Все рассмеялись — «попугаи» во всё горло, остальные более сдержанно.
— Только повели, государь! — закивал один из «попугаев». — Мы живо найдем! Какую прикажешь — белокурую, темненькую? Сегодня же готовы представить на выбор!
— Ты скор, — усмехнулся император, — как вода в сточной трубе!.. Темненькими я, знаешь ли, с самого детства окружен, и вряд ли кто из таковых перещеголяет красой мою старшую сестрицу. Да и одна белокурая передо мной тоже с младенчества маячит. Так что и те, и другие мне уже примелькались… — он скользнул взглядом по густой, цвета спелой пшеницы, шевелюре одного из сопровождавших его кандидатов. — Вот разве что рыженькую…
«Попугаи» переглянулись и озадаченно умолкли: ни среди кувикуларий, которые буквально наводнили Священный дворец, обслуживая четырех август, ни среди знакомых им танцовщиц рыжих не было. Свин тем временем рассеянным взглядом оглядывал кандидатов, хранивших молчание и зорко смотревших по сторонам, как бы кто посторонний не приблизился к августейшему больше, чем следует. Впрочем, их задача значительно облегчалась тем, что юный василевс в этот день совершал выезд без знаков отличия — ни пурпурных сапожек, ни красной сбруи; он нередко выезжал подобным образом, чтобы не обращать на себя лишнего внимания и иметь больше возможностей наблюдать за городской жизнью и нравами.

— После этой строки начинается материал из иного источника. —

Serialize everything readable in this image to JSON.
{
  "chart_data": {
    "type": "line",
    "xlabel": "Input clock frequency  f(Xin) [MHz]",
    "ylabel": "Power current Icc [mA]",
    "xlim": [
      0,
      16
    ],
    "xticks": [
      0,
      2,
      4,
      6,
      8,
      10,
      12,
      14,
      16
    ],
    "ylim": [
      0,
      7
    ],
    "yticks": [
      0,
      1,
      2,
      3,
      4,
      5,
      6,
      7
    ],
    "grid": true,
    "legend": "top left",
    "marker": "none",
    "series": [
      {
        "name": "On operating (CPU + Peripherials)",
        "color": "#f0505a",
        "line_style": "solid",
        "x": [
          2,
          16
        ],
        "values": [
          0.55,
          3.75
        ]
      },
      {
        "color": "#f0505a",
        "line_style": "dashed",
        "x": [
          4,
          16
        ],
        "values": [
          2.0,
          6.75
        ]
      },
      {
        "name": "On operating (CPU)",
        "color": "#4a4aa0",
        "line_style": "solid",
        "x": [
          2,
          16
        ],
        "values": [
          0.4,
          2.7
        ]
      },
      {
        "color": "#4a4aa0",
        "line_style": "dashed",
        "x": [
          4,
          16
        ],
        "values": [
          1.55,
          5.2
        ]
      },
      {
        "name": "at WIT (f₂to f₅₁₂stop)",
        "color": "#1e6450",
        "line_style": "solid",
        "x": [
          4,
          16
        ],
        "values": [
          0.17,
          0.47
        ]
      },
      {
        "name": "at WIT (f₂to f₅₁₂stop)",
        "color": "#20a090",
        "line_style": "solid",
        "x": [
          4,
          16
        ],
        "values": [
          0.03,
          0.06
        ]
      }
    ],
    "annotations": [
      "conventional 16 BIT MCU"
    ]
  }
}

Император оглядел своих спутников и расхохотался:
— Да вы, я вижу, всерьез задумались над тем, как мне девицу найти? Забудьте, друзья! Мне еще нужно философию учить!
— А бабы и любовь к мудрости несовместимы! — возгласил Клеопа.
Михаил улыбнулся.
— Не совсем так, о мой премудрый наставник. Если верить Антисфену из Афин, любовниц заводить можно, но только уже став философом. Ведь, по его словам, «только мудрец знает, кого стоит любить». Так что с любовью придется обождать!